Passing a bipartisan Obamacare stabilization bill wouldn’t do much to cushion the blow from repealing the health law’s requirement that all individuals buy health insurance, the Congressional Budget Office said.

 The CBO has estimated that scrapping the mandate would result in 4 million people losing health coverage in 2019 and premiums in the individual market to increase by 10 percent. On Wednesday, the nonpartisan Congressional agency said a stabilization proposal backed by some Republican Senators would have no impact on its calculations.
The CBO’s conclusion could have an impact on the fate of the Senate tax overhaul bill that is expected to get a vote this week. Senate Republicans included the repeal of the Affordable Care Act’s individual mandate in their tax proposal.
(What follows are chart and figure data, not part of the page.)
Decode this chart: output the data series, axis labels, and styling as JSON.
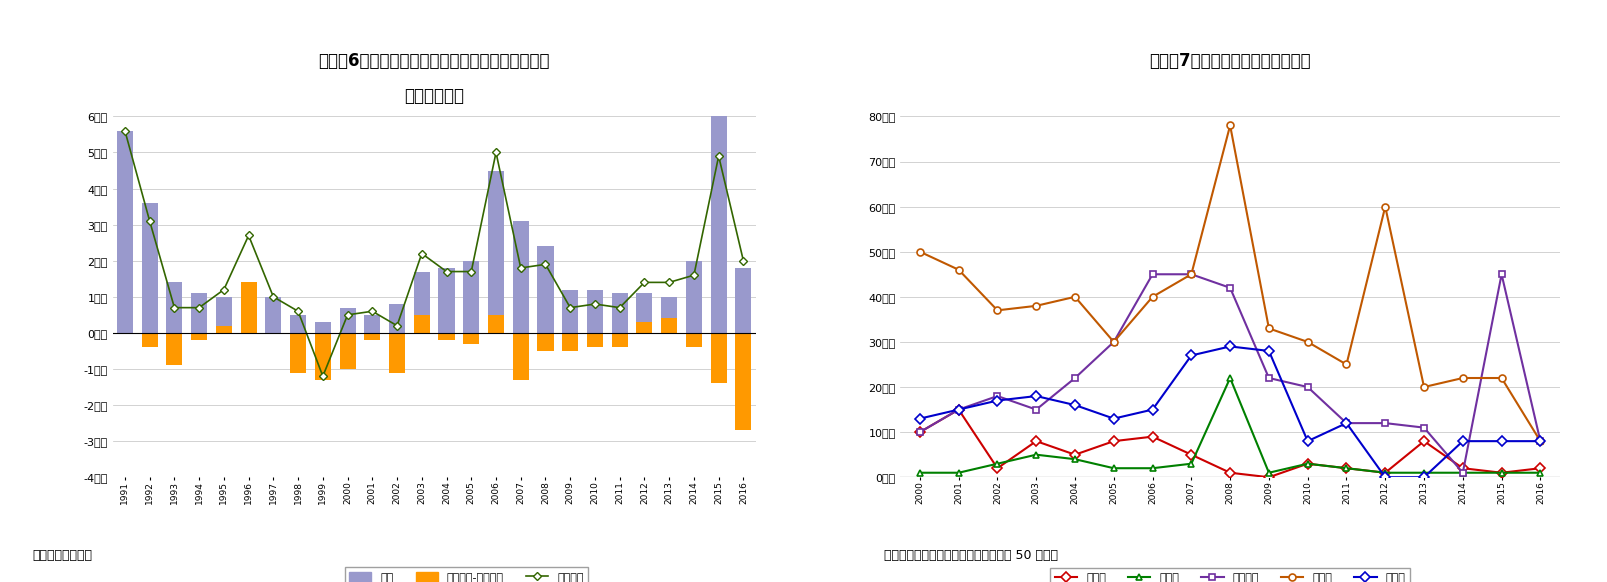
{
  "chart1": {
    "title1": "図表－6　名古屋ビジネス地区の新築・既存ビル別",
    "title2": "賃貸面積増分",
    "years": [
      1991,
      1992,
      1993,
      1994,
      1995,
      1996,
      1997,
      1998,
      1999,
      2000,
      2001,
      2002,
      2003,
      2004,
      2005,
      2006,
      2007,
      2008,
      2009,
      2010,
      2011,
      2012,
      2013,
      2014,
      2015,
      2016
    ],
    "shinchiku": [
      5.6,
      3.6,
      1.4,
      1.1,
      1.0,
      1.3,
      1.0,
      0.5,
      0.3,
      0.7,
      0.5,
      0.8,
      1.7,
      1.8,
      2.0,
      4.5,
      3.1,
      2.4,
      1.2,
      1.2,
      1.1,
      1.1,
      1.0,
      2.0,
      6.3,
      1.8
    ],
    "kizon": [
      0.0,
      -0.4,
      -0.9,
      -0.2,
      0.2,
      1.4,
      0.0,
      -1.1,
      -1.3,
      -1.0,
      -0.2,
      -1.1,
      0.5,
      -0.2,
      -0.3,
      0.5,
      -1.3,
      -0.5,
      -0.5,
      -0.4,
      -0.4,
      0.3,
      0.4,
      -0.4,
      -1.4,
      -2.7
    ],
    "zentai": [
      5.6,
      3.1,
      0.7,
      0.7,
      1.2,
      2.7,
      1.0,
      0.6,
      -1.2,
      0.5,
      0.6,
      0.2,
      2.2,
      1.7,
      1.7,
      5.0,
      1.8,
      1.9,
      0.7,
      0.8,
      0.7,
      1.4,
      1.4,
      1.6,
      4.9,
      2.0
    ],
    "ylim": [
      -4,
      6
    ],
    "yticks": [
      -4,
      -3,
      -2,
      -1,
      0,
      1,
      2,
      3,
      4,
      5,
      6
    ],
    "ytick_labels": [
      "-4万坪",
      "-3万坪",
      "-2万坪",
      "-1万坪",
      "0万坪",
      "1万坪",
      "2万坪",
      "3万坪",
      "4万坪",
      "5万坪",
      "6万坪"
    ],
    "bar_color_shinchiku": "#9999cc",
    "bar_color_kizon": "#ff9900",
    "line_color_zentai": "#336600",
    "legend_shinchiku": "新築",
    "legend_kizon": "既存増加-前年新築",
    "legend_zentai": "全体増加",
    "source": "（出所）三鬼商事"
  },
  "chart2": {
    "title": "図表－7　主要都市の新規供給面積",
    "years": [
      2000,
      2001,
      2002,
      2003,
      2004,
      2005,
      2006,
      2007,
      2008,
      2009,
      2010,
      2011,
      2012,
      2013,
      2014,
      2015,
      2016
    ],
    "sapporo": [
      10,
      15,
      2,
      8,
      5,
      8,
      9,
      5,
      1,
      0,
      3,
      2,
      1,
      8,
      2,
      1,
      2
    ],
    "sendai": [
      1,
      1,
      3,
      5,
      4,
      2,
      2,
      3,
      22,
      1,
      3,
      2,
      1,
      1,
      1,
      1,
      1
    ],
    "nagoya": [
      10,
      15,
      18,
      15,
      22,
      30,
      45,
      45,
      42,
      22,
      20,
      12,
      12,
      11,
      1,
      45,
      8
    ],
    "osaka": [
      50,
      46,
      37,
      38,
      40,
      30,
      40,
      45,
      78,
      33,
      30,
      25,
      60,
      20,
      22,
      22,
      8
    ],
    "fukuoka": [
      13,
      15,
      17,
      18,
      16,
      13,
      15,
      27,
      29,
      28,
      8,
      12,
      0,
      0,
      8,
      8,
      8
    ],
    "ylim": [
      0,
      80
    ],
    "yticks": [
      0,
      10,
      20,
      30,
      40,
      50,
      60,
      70,
      80
    ],
    "ytick_labels": [
      "0千坪",
      "10千坪",
      "20千坪",
      "30千坪",
      "40千坪",
      "50千坪",
      "60千坪",
      "70千坪",
      "80千坪"
    ],
    "colors": {
      "sapporo": "#cc0000",
      "sendai": "#008000",
      "nagoya": "#7030a0",
      "osaka": "#c05800",
      "fukuoka": "#0000cc"
    },
    "markers": {
      "sapporo": "D",
      "sendai": "^",
      "nagoya": "s",
      "osaka": "o",
      "fukuoka": "D"
    },
    "legend": [
      "札幌市",
      "仙台市",
      "名古屋市",
      "大阪市",
      "福岡市"
    ],
    "source": "（出所）三幸エステート、基準階面穌 50 坊以上"
  },
  "bg_color": "#ffffff",
  "font_size_title": 12,
  "font_size_tick": 8,
  "font_size_legend": 8,
  "font_size_source": 9
}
And several Senators concerned about their states’ health insurance markets, including Susan Collins of Maine and Lisa Murkowski of Alaska, had pushed forward the stabilization bill as a way to mitigate the blow.
President Donald Trump endorsed the proposal, known as the Bipartisan Health Care Stabilization Act, on Tuesday.

“The effects on premiums and the number of people with health insurance coverage would be similar to those referenced above,” the CBO said Wednesday.
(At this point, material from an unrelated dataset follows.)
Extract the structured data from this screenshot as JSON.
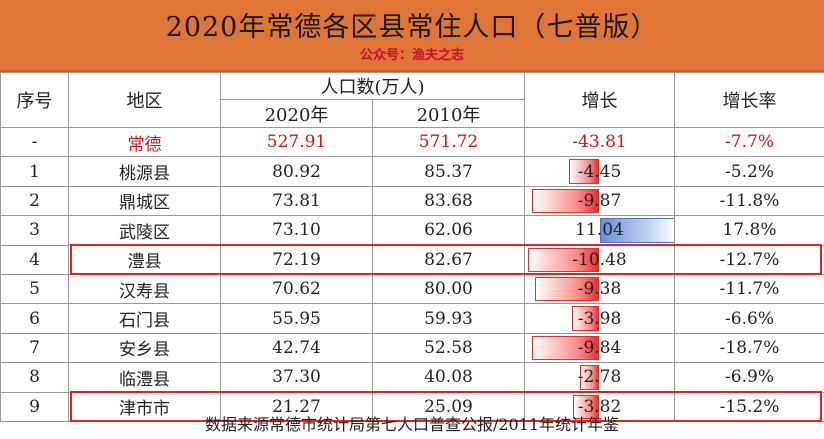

The CBO projection comes with caveats. It compares the effect of the stabilization bill to a baseline in which Obamacare’s cost-sharing reduction subsidies are paid. The Trump administration has halted the payments, which lower deductibles and out-of-pocket costs for low-income people, and the funds are the subject of a legal dispute.

“I find it baffling,” Collins said Wednesday. She and Murkowski voted against earlier Republican efforts to repeal the ACA, blocking them.

The CBO report also doesn’t evaluate the effect of giving insurers additional funding, an approach that’s also under discussion. Collins introduced a bill with Senator Bill Nelson of Florida to give states seed money for high-risk pools “which would ensure that people with pre-existing conditions are protected and also to lower premiums,” she said on Tuesday. Alexander specified that Collins’s bill would provide $3 billion to $5 billion to states to set up the high-risk pools. Collins said on Tuesday that Trump also supporters her proposal.